# Part 2: Embeddings and Positional Encoding

## Converting Text to Numbers

Neural networks work with numbers, not words. This notebook covers:

1. **Token Embeddings**: Converting words/characters to vectors
2. **Positional Encoding**: Telling the model where each token is

---


In [None]:
import numpy as np
import matplotlib.pyplot as plt

np.random.seed(42)


## Step 1: Tokenization

Before embedding, we need to split text into tokens.

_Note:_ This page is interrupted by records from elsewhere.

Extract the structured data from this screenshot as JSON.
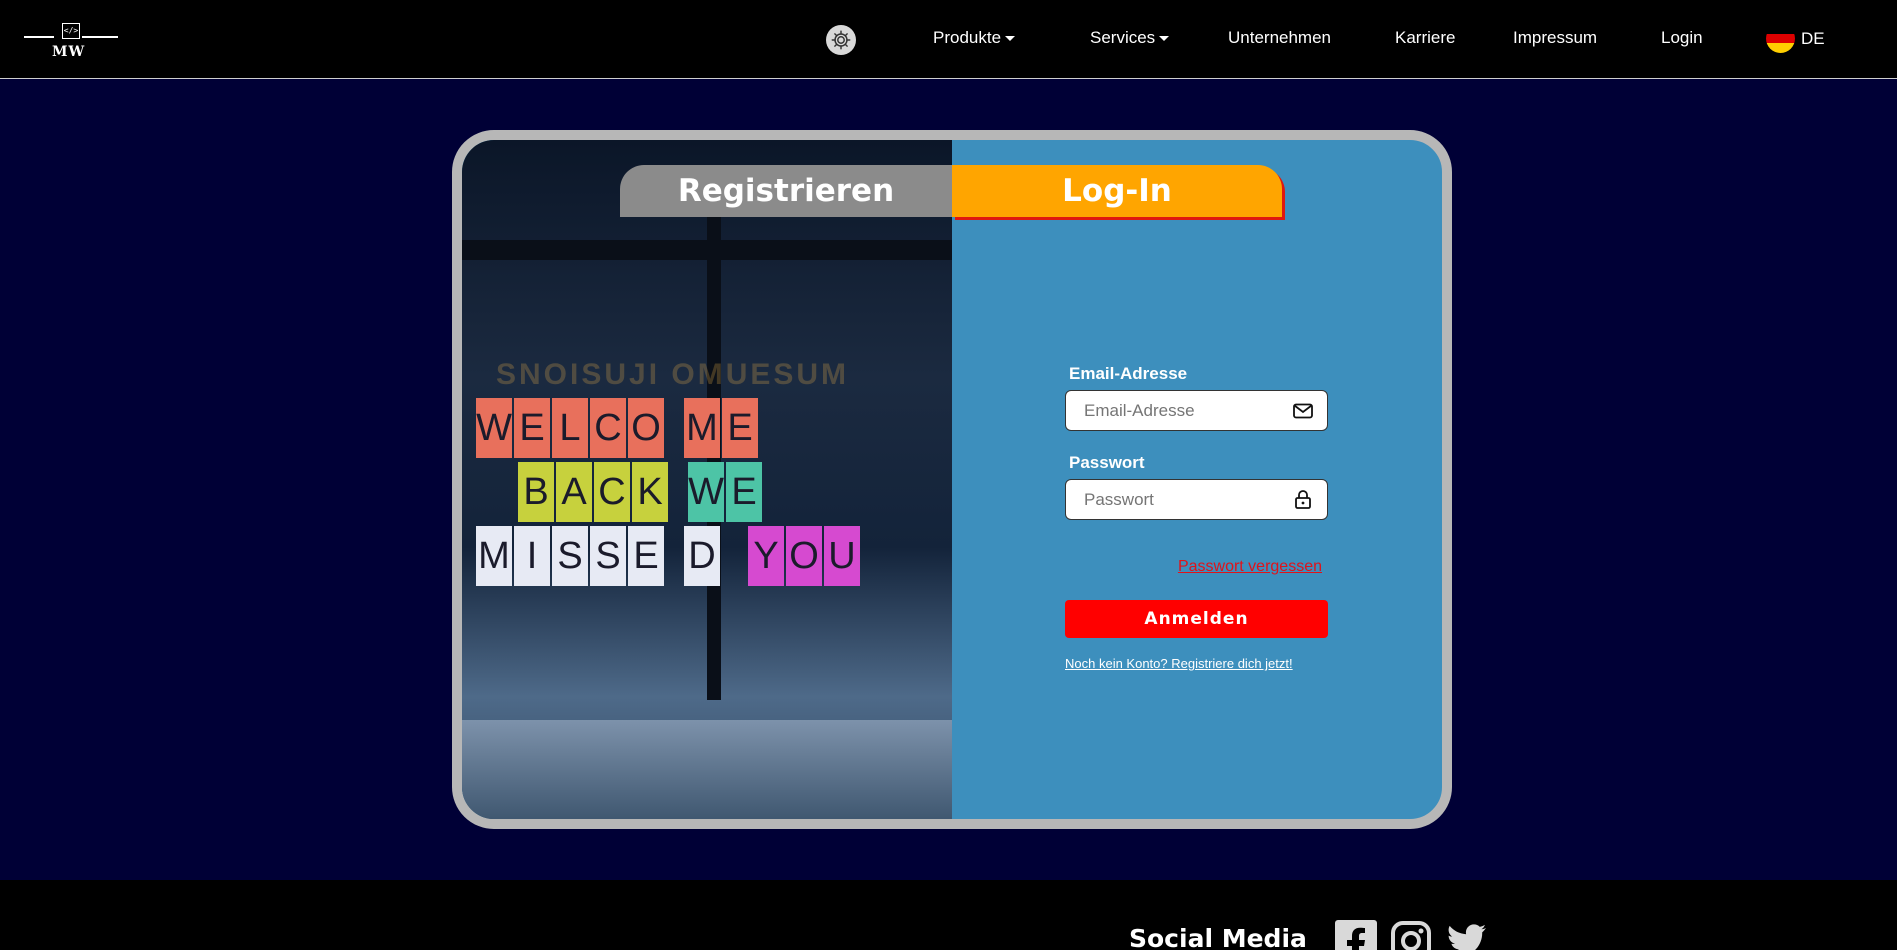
{
  "header": {
    "logo_text": "MW",
    "logo_code": "</>",
    "nav": [
      {
        "label": "Produkte"
      },
      {
        "label": "Services"
      },
      {
        "label": "Unternehmen"
      },
      {
        "label": "Karriere"
      },
      {
        "label": "Impressum"
      },
      {
        "label": "Login"
      }
    ],
    "language": "DE"
  },
  "card": {
    "tabs": {
      "register": "Registrieren",
      "login": "Log-In"
    },
    "photo_sign": {
      "row1": [
        "W",
        "E",
        "L",
        "C",
        "O",
        "M",
        "E"
      ],
      "row2": [
        "B",
        "A",
        "C",
        "K",
        "W",
        "E"
      ],
      "row3": [
        "M",
        "I",
        "S",
        "S",
        "E",
        "D",
        "Y",
        "O",
        "U"
      ],
      "reflection": "SNOISUJI  OMUESUM"
    },
    "form": {
      "email_label": "Email-Adresse",
      "email_placeholder": "Email-Adresse",
      "password_label": "Passwort",
      "password_placeholder": "Passwort",
      "forgot": "Passwort vergessen",
      "submit": "Anmelden",
      "register_prompt": "Noch kein Konto? Registriere dich jetzt!"
    }
  },
  "footer": {
    "social_title": "Social Media"
  },
  "icons": {
    "settings": "gear-icon",
    "email": "envelope-icon",
    "password": "lock-icon",
    "social": [
      "facebook-icon",
      "instagram-icon",
      "twitter-icon"
    ]
  },
  "colors": {
    "background": "#000036",
    "card_panel": "#3d8fbd",
    "login_tab": "#ffa500",
    "register_tab": "#8b8b8b",
    "submit": "#ff0000",
    "forgot_link": "#e0131a"
  }
}
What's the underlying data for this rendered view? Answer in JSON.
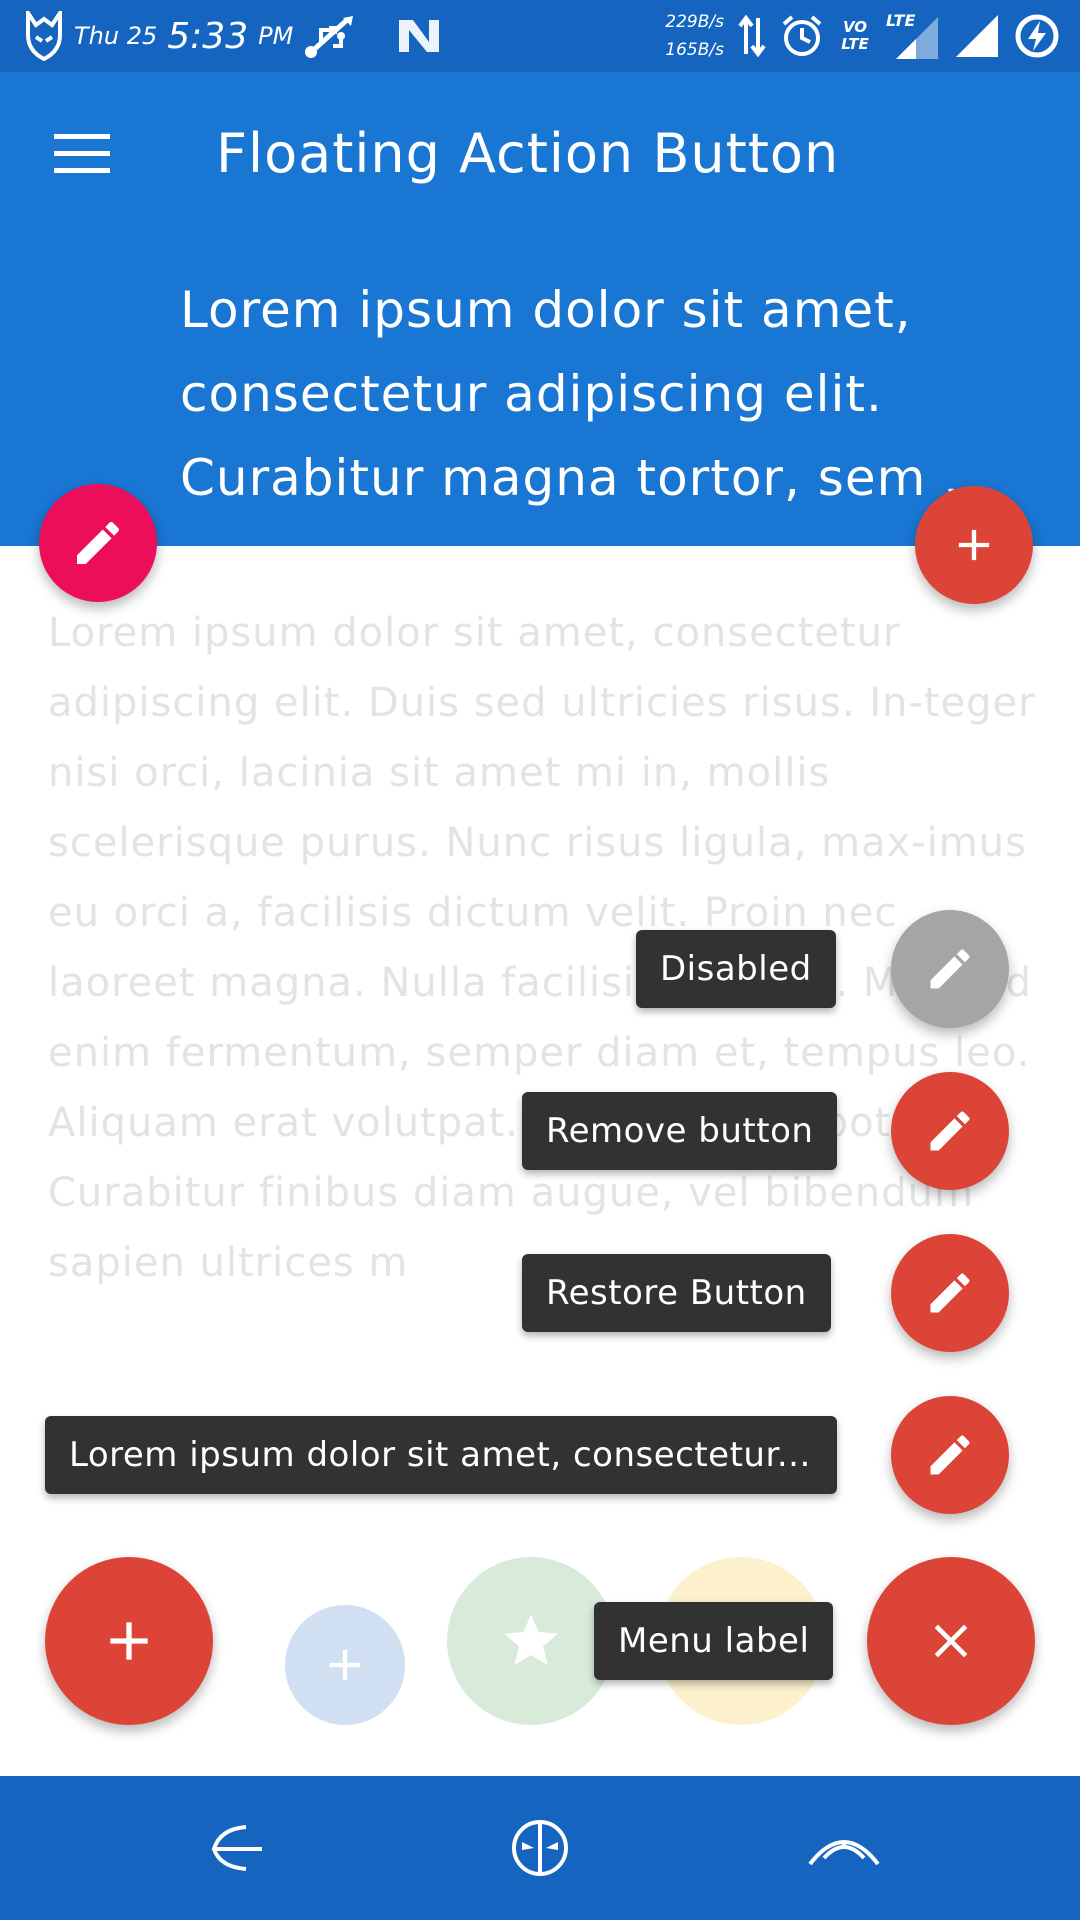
{
  "status_bar": {
    "day": "Thu 25",
    "time": "5:33",
    "ampm": "PM",
    "speed_up": "229B/s",
    "speed_down": "165B/s",
    "icons": [
      "app-logo-icon",
      "usb-icon",
      "n-icon",
      "data-arrows-icon",
      "alarm-icon",
      "volte-icon",
      "lte-signal-icon",
      "signal-icon",
      "battery-charging-icon"
    ],
    "volte_label": "VO LTE",
    "lte_label": "LTE"
  },
  "app_bar": {
    "title": "Floating Action Button",
    "header_text": [
      "Lorem ipsum dolor sit amet,",
      "consectetur adipiscing elit.",
      "Curabitur magna tortor, sem ..."
    ],
    "color": "#1976d2"
  },
  "body_text": "Lorem ipsum dolor sit amet, consectetur adipiscing elit. Duis sed ultricies risus. In-teger nisi orci, lacinia sit amet mi in, mollis scelerisque purus. Nunc risus ligula, max-imus eu orci a, facilisis dictum velit. Proin nec laoreet magna. Nulla facilisis lectus a. Morbi id enim fermentum, semper diam et, tempus leo. Aliquam erat volutpat. Sus-pendisse potenti. Curabitur finibus diam augue, vel bibendum sapien ultrices m",
  "fab_menu": {
    "items": [
      {
        "label": "Disabled",
        "icon": "pencil-icon",
        "enabled": false
      },
      {
        "label": "Remove button",
        "icon": "pencil-icon",
        "enabled": true
      },
      {
        "label": "Restore Button",
        "icon": "pencil-icon",
        "enabled": true
      },
      {
        "label": "Lorem ipsum dolor sit amet, consectetur...",
        "icon": "pencil-icon",
        "enabled": true
      }
    ],
    "main_label": "Menu label",
    "main_icon": "close-icon"
  },
  "colors": {
    "fab_red": "#db4437",
    "fab_pink": "#ec0e5a",
    "fab_disabled": "#a5a5a5",
    "label_bg": "#323232",
    "status_bar": "#1565c0"
  },
  "nav_bar": {
    "icons": [
      "back-icon",
      "home-icon",
      "recents-icon"
    ]
  }
}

There are several strategies:

- **Character-level**: `"hello"` → `['h', 'e', 'l', 'l', 'o']`
- **Word-level**: `"hello world"` → `['hello', 'world']`
- **Subword (BPE)**: `"unhappiness"` → `['un', 'happiness']`

We'll use **character-level** for simplicity (easier to understand, smaller vocabulary).


In [None]:
class CharTokenizer:
    """Simple character-level tokenizer."""
    
    def __init__(self, text):
        # Get unique characters
        chars = sorted(set(text))
        
        # Create mappings
        self.char_to_idx = {c: i for i, c in enumerate(chars)}
        self.idx_to_char = {i: c for i, c in enumerate(chars)}
        self.vocab_size = len(chars)
    
    def encode(self, text):
        """Convert text to list of integers."""
        return [self.char_to_idx[c] for c in text]
    
    def decode(self, indices):
        """Convert list of integers back to text."""
        return ''.join(self.idx_to_char[i] for i in indices)

# Example
sample_text = "Hello, World!"
tokenizer = CharTokenizer(sample_text)

print(f"Text: '{sample_text}'")
print(f"Vocabulary size: {tokenizer.vocab_size}")
print(f"\nCharacter to Index mapping:")
for char, idx in tokenizer.char_to_idx.items():
    display_char = repr(char) if char in ' \n\t' else char
    print(f"  '{display_char}' → {idx}")

encoded = tokenizer.encode(sample_text)
print(f"\nEncoded: {encoded}")
print(f"Decoded: '{tokenizer.decode(encoded)}'")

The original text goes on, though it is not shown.